Patofisiologi Agorafobia
Patofisiologi agoraphobia diduga melibatkan interaksi antara faktor biologis, seperti genetik, neurobiologi, kognitif, faktor psikologis, misalnya kepribadian introvert, serta faktor sosial, yaitu proses pembelajaran berdasarkan situasi sosial.
Genetik
Riwayat keluarga menderita agorafobia dan gangguan panik lainnya diketahui meningkatkan risiko terjadinya gangguan kecemasan secara keseluruhan. Peran faktor keturunan pada terjadinya agorafobia mencapai 61%. Sebuah studi genomik menemukan gen GLRB berkaitan dengan gangguan ansietas, salah satunya agorafobia.[5–7]
Studi lain mendapatkan adanya korelasi genetik yang bermakna antara pasien ansietas, depresi, dan gangguan neurotik lainnya.

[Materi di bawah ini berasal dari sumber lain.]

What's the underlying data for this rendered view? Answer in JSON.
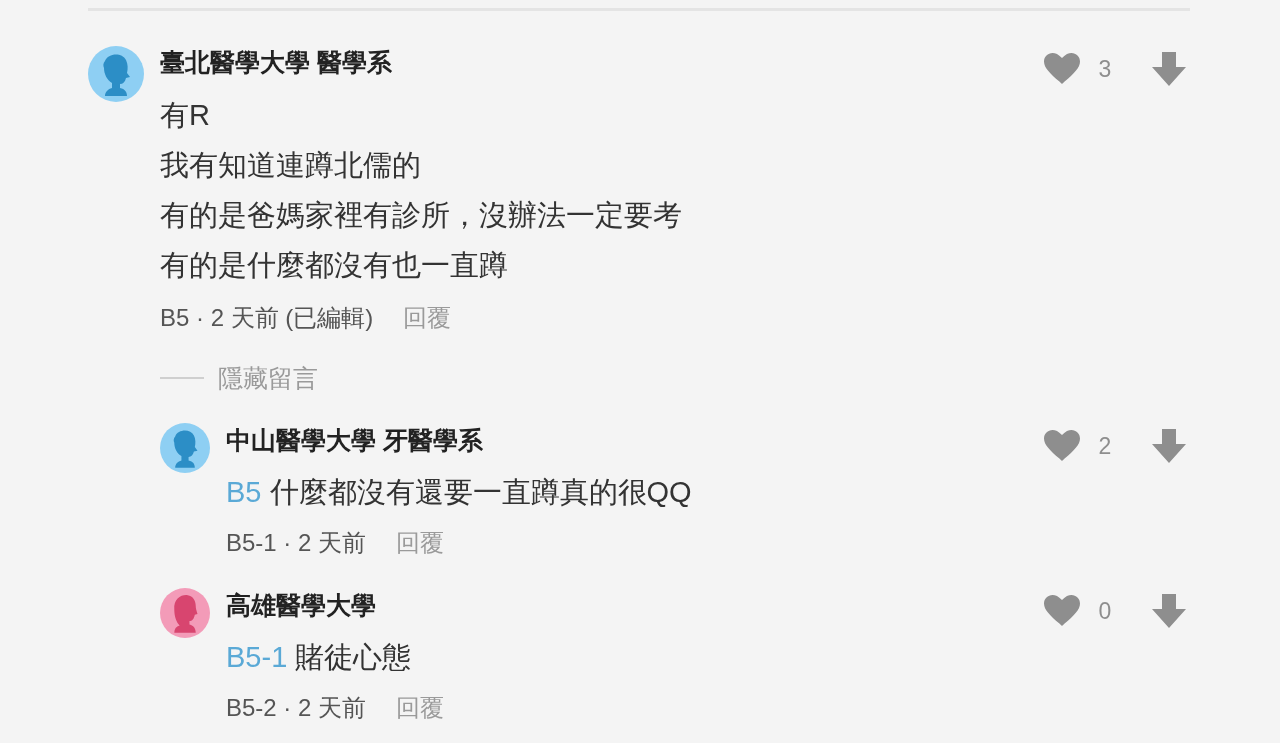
{
  "comments": [
    {
      "author": "臺北醫學大學 醫學系",
      "avatar": {
        "kind": "male",
        "color": "#8ecff3"
      },
      "lines": [
        "有R",
        "我有知道連蹲北儒的",
        "有的是爸媽家裡有診所，沒辦法一定要考",
        "有的是什麼都沒有也一直蹲"
      ],
      "meta": "B5 · 2 天前 (已編輯)",
      "reply_label": "回覆",
      "likes": "3",
      "replies_toggle": "隱藏留言",
      "replies": [
        {
          "author": "中山醫學大學 牙醫學系",
          "avatar": {
            "kind": "male",
            "color": "#8ecff3"
          },
          "mention": "B5",
          "text": "什麼都沒有還要一直蹲真的很QQ",
          "meta": "B5-1 · 2 天前",
          "reply_label": "回覆",
          "likes": "2"
        },
        {
          "author": "高雄醫學大學",
          "avatar": {
            "kind": "female",
            "color": "#f39bb8"
          },
          "mention": "B5-1",
          "text": "賭徒心態",
          "meta": "B5-2 · 2 天前",
          "reply_label": "回覆",
          "likes": "0"
        }
      ]
    }
  ]
}
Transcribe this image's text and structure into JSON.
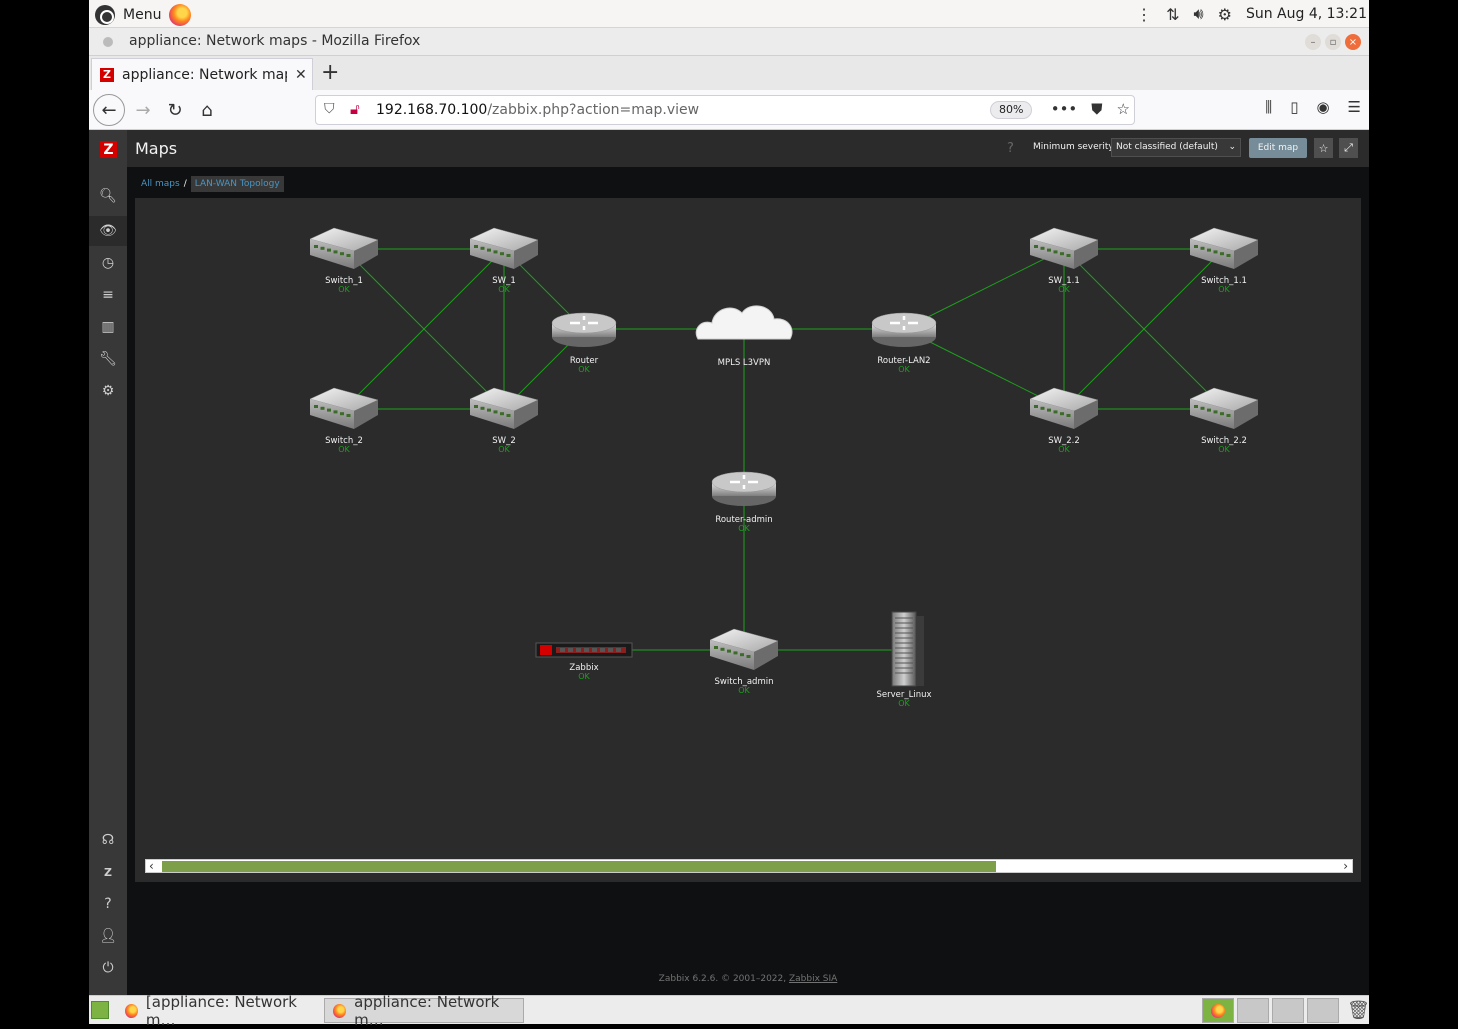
{
  "os": {
    "menu_label": "Menu",
    "clock": "Sun Aug  4, 13:21"
  },
  "window": {
    "title": "appliance: Network maps - Mozilla Firefox"
  },
  "browser": {
    "tab_title": "appliance: Network maps",
    "url_host": "192.168.70.100",
    "url_path": "/zabbix.php?action=map.view",
    "zoom": "80%"
  },
  "zabbix": {
    "page_title": "Maps",
    "help": "?",
    "severity_label": "Minimum severity",
    "severity_value": "Not classified (default)",
    "edit_map_label": "Edit map",
    "breadcrumb": {
      "all_maps": "All maps",
      "separator": "/",
      "current": "LAN-WAN Topology"
    },
    "footer_text": "Zabbix 6.2.6. © 2001–2022, ",
    "footer_link": "Zabbix SIA",
    "sidebar_icons": [
      "search-icon",
      "monitoring-eye-icon",
      "services-stopwatch-icon",
      "inventory-list-icon",
      "reports-chart-icon",
      "configuration-wrench-icon",
      "administration-gear-icon",
      "support-headset-icon",
      "zabbix-share-icon",
      "help-icon",
      "user-settings-icon",
      "sign-out-icon"
    ]
  },
  "map": {
    "link_color": "#1ea01e",
    "status_color": "#1ea01e",
    "elements": [
      {
        "id": "switch_1",
        "label": "Switch_1",
        "status": "OK",
        "type": "switch"
      },
      {
        "id": "sw_1",
        "label": "SW_1",
        "status": "OK",
        "type": "switch"
      },
      {
        "id": "switch_2",
        "label": "Switch_2",
        "status": "OK",
        "type": "switch"
      },
      {
        "id": "sw_2",
        "label": "SW_2",
        "status": "OK",
        "type": "switch"
      },
      {
        "id": "router",
        "label": "Router",
        "status": "OK",
        "type": "router"
      },
      {
        "id": "mpls",
        "label": "MPLS L3VPN",
        "status": "",
        "type": "cloud"
      },
      {
        "id": "router_lan2",
        "label": "Router-LAN2",
        "status": "OK",
        "type": "router"
      },
      {
        "id": "sw_1_1",
        "label": "SW_1.1",
        "status": "OK",
        "type": "switch"
      },
      {
        "id": "switch_1_1",
        "label": "Switch_1.1",
        "status": "OK",
        "type": "switch"
      },
      {
        "id": "sw_2_2",
        "label": "SW_2.2",
        "status": "OK",
        "type": "switch"
      },
      {
        "id": "switch_2_2",
        "label": "Switch_2.2",
        "status": "OK",
        "type": "switch"
      },
      {
        "id": "router_admin",
        "label": "Router-admin",
        "status": "OK",
        "type": "router"
      },
      {
        "id": "zabbix",
        "label": "Zabbix",
        "status": "OK",
        "type": "appliance"
      },
      {
        "id": "switch_admin",
        "label": "Switch_admin",
        "status": "OK",
        "type": "switch"
      },
      {
        "id": "server_linux",
        "label": "Server_Linux",
        "status": "OK",
        "type": "server"
      }
    ],
    "links": [
      [
        "switch_1",
        "sw_1"
      ],
      [
        "switch_1",
        "sw_2"
      ],
      [
        "sw_1",
        "switch_2"
      ],
      [
        "sw_1",
        "sw_2"
      ],
      [
        "switch_2",
        "sw_2"
      ],
      [
        "sw_1",
        "router"
      ],
      [
        "sw_2",
        "router"
      ],
      [
        "router",
        "mpls"
      ],
      [
        "mpls",
        "router_lan2"
      ],
      [
        "mpls",
        "router_admin"
      ],
      [
        "router_lan2",
        "sw_1_1"
      ],
      [
        "router_lan2",
        "sw_2_2"
      ],
      [
        "sw_1_1",
        "switch_1_1"
      ],
      [
        "sw_1_1",
        "sw_2_2"
      ],
      [
        "sw_1_1",
        "switch_2_2"
      ],
      [
        "switch_1_1",
        "sw_2_2"
      ],
      [
        "sw_2_2",
        "switch_2_2"
      ],
      [
        "router_admin",
        "switch_admin"
      ],
      [
        "zabbix",
        "switch_admin"
      ],
      [
        "switch_admin",
        "server_linux"
      ]
    ]
  },
  "taskbar": {
    "item_1": "[appliance: Network m…",
    "item_2": "appliance: Network m…"
  }
}
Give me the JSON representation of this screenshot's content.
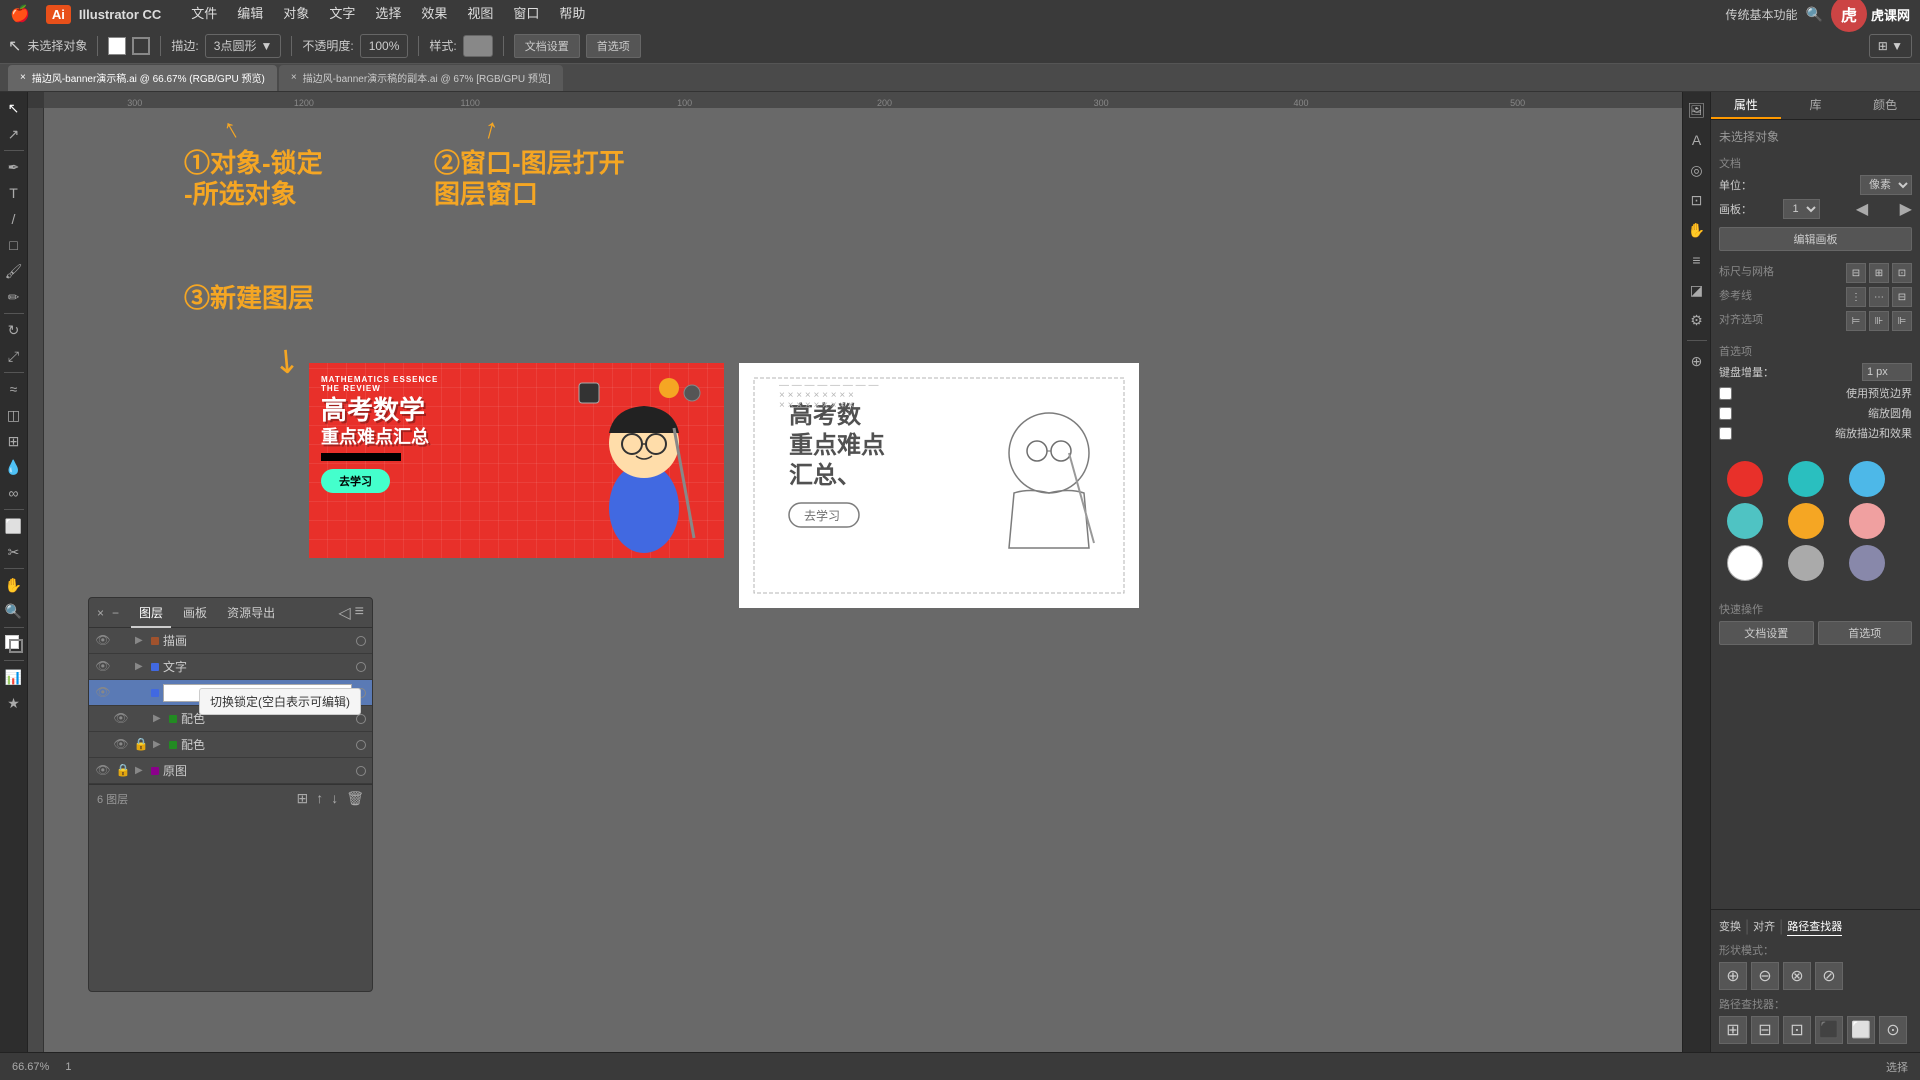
{
  "app": {
    "name": "Illustrator CC",
    "logo": "Ai"
  },
  "menubar": {
    "apple": "🍎",
    "items": [
      "文件",
      "编辑",
      "对象",
      "文字",
      "选择",
      "效果",
      "视图",
      "窗口",
      "帮助"
    ]
  },
  "toolbar": {
    "no_selection": "未选择对象",
    "stroke_label": "描边:",
    "stroke_value": "3点圆形",
    "opacity_label": "不透明度:",
    "opacity_value": "100%",
    "style_label": "样式:",
    "doc_settings": "文档设置",
    "preferences": "首选项"
  },
  "tabs": [
    {
      "label": "描边风-banner演示稿.ai @ 66.67% (RGB/GPU 预览)",
      "active": true
    },
    {
      "label": "描边风-banner演示稿的副本.ai @ 67% [RGB/GPU 预览]",
      "active": false
    }
  ],
  "annotations": {
    "step1": "①对象-锁定",
    "step1b": "-所选对象",
    "step2": "②窗口-图层打开",
    "step2b": "图层窗口",
    "step3": "③新建图层"
  },
  "right_panel": {
    "tabs": [
      "属性",
      "库",
      "颜色"
    ],
    "active_tab": "属性",
    "no_selection": "未选择对象",
    "doc_section": "文档",
    "unit_label": "单位：",
    "unit_value": "像素",
    "artboard_label": "画板：",
    "artboard_value": "1",
    "edit_artboard_btn": "编辑画板",
    "rulers_label": "标尺与网格",
    "guides_label": "参考线",
    "align_label": "对齐选项",
    "prefs_label": "首选项",
    "keyboard_label": "键盘增量：",
    "keyboard_value": "1 px",
    "snap_bounds": "使用预览边界",
    "scale_corners": "缩放圆角",
    "scale_strokes": "缩放描边和效果",
    "quick_actions": "快速操作",
    "doc_settings_btn": "文档设置",
    "preferences_btn": "首选项",
    "colors": [
      {
        "name": "red",
        "hex": "#e8302a"
      },
      {
        "name": "teal",
        "hex": "#2abfbf"
      },
      {
        "name": "blue",
        "hex": "#4db8e8"
      },
      {
        "name": "cyan",
        "hex": "#4fc3c3"
      },
      {
        "name": "orange",
        "hex": "#f5a623"
      },
      {
        "name": "pink",
        "hex": "#f0a0a0"
      },
      {
        "name": "white",
        "hex": "#ffffff"
      },
      {
        "name": "gray",
        "hex": "#aaaaaa"
      },
      {
        "name": "purple-gray",
        "hex": "#8888aa"
      }
    ]
  },
  "layers_panel": {
    "tabs": [
      "图层",
      "画板",
      "资源导出"
    ],
    "active_tab": "图层",
    "layers": [
      {
        "name": "描画",
        "visible": true,
        "locked": false,
        "color": "#a0522d",
        "indent": 0
      },
      {
        "name": "文字",
        "visible": true,
        "locked": false,
        "color": "#4169e1",
        "indent": 0
      },
      {
        "name": "",
        "visible": true,
        "locked": false,
        "color": "#4169e1",
        "indent": 0,
        "active": true,
        "editing": true
      },
      {
        "name": "配色",
        "visible": true,
        "locked": false,
        "color": "#228b22",
        "indent": 1
      },
      {
        "name": "配色",
        "visible": true,
        "locked": true,
        "color": "#228b22",
        "indent": 1
      },
      {
        "name": "原图",
        "visible": true,
        "locked": true,
        "color": "#8b008b",
        "indent": 0
      }
    ],
    "footer": "6 图层",
    "tooltip": "切换锁定(空白表示可编辑)"
  },
  "bottom_panel": {
    "tabs": [
      "变换",
      "对齐",
      "路径查找器"
    ],
    "active_tab": "路径查找器",
    "shape_modes_label": "形状模式：",
    "path_finder_label": "路径查找器："
  },
  "statusbar": {
    "zoom": "66.67%",
    "artboard": "1",
    "tool": "选择"
  },
  "banner_content": {
    "line1": "MATHEMATICS ESSENCE",
    "line2": "THE REVIEW",
    "main_text": "高考数学",
    "sub_text": "重点难点汇总",
    "black_bar": "■■■■■■",
    "button": "去学习"
  }
}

Hal ini menunjukkan adanya faktor risiko genetik yang dapat menjelaskan tingginya komorbiditas antar gangguan jiwa.[5]
Neurobiologi
Pada pemeriksaan magnetic resonance imaging (MRI), ditemukan pasien dengan agorafobia menunjukkan aktivasi striatum ventral bilateral dan insula kiri yang lebih kuat, ketika diberikan stimulus spesifik agorafobia, seperti kendaraan umum, ketinggian, dan keramaian, dibanding saat melihat gambar-gambar netral. Pasien pada kelompok kontrol tidak menunjukkan perubahan gambaran MRI ketika ditunjukkan stimulus spesifik agorafobia.[5,6]
Temuan ini mengonfirmasi dugaan klinis bahwa ansietas yang dialami saat mengantisipasi kondisi yang ditakutkan lebih berat gejalanya, dibandingkan saat benar-benar berada dalam kondisi yang ditakutkan. Peningkatan aktivasi pada striatum ventral dan insula kiri merupakan salah satu faktor yang menyebabkan penderita agorafobia sangat awas terhadap berbagai keadaan yang ingin dihindarinya, autonomic readiness, dan siap bertindak saat merasa terancam.[5,6]
Kepribadian
Beberapa karakteristik kepribadian seseorang turut berperan dalam terjadinya agorafobia, antara lain:
Extrovert/ Introvert
Tipe kepribadian introvert dihubungkan dengan peningkatan angka diagnosis agorafobia. Hal ini diduga berhubungan dengan kebiasaan menghindari situasi-situasi sosial tertentu (situational avoidance).[6]
Sensitivitas Terhadap Ansietas
Sensitivitas terhadap ansietas merupakan keyakinan bahwa gejala fisik yang muncul akibat ansietas membahayakan jiwa. Keadaan ini diketahui meningkatkan terjadinya serangan panik, juga agorafobia tanpa serangan panik.[6]
Ketergantungan
Tipe kepribadian avoidant, yaitu menghindari situasi sosial, ketergantungan/dependent, dan kepribadian lainnya yang sejenis, juga ditemukan dapat menjadi prediktor munculnya agorafobia.[6]
Lain-lain
Kurangnya kontrol diri, kemampuan komunikasi yang kurang baik, dan rasa percaya diri rendah, juga dihubungkan dengan agorafobia.[6]
Kognitif
Pasien agorafobia sangat takut memikirkan kemungkinan terjadinya serangan panik, maupun gejala kecemasan lainnya. Ekspektasi pasien terhadap seberapa berbahayanya serangan panik berperan dalam terus dalam terjadinya perilaku menghindar.[5,6]
Selain itu pasien agorafobia terkadang memiliki ketakutan terserang penyakit, berfokus pada kekurangan pada tubuh (bodily preoccupation), rasa takut terjebak dalam suatu keadaan karena keterbatasan fisik, dan adanya efikasi diri yang rendah, yaitu merasa tidak mampu mengatasi situasi yang ditakutinya. Didapatkan juga adanya gangguan pada sirkuit yang mengatur berbagai fungsi psikologis, seperti atensi, emosi, belajar, dan memori.[5,6]
Sosial
Agorafobia dapat terbentuk akibat pasien belajar adanya rasa lega setelah meninggalkan situasi yang ditakuti, misalnya pergi dari keramaian dengan cepat dapat mengatasi rasa cemas yang muncul. Hal ini menyebabkan adanya proses belajar bahwa menghindari atau pergi/escape dari situasi tertentu dapat mengurangi gejala, sehingga dapat dilakukan kembali jika terjadi rasa cemas di masa mendatang.[6]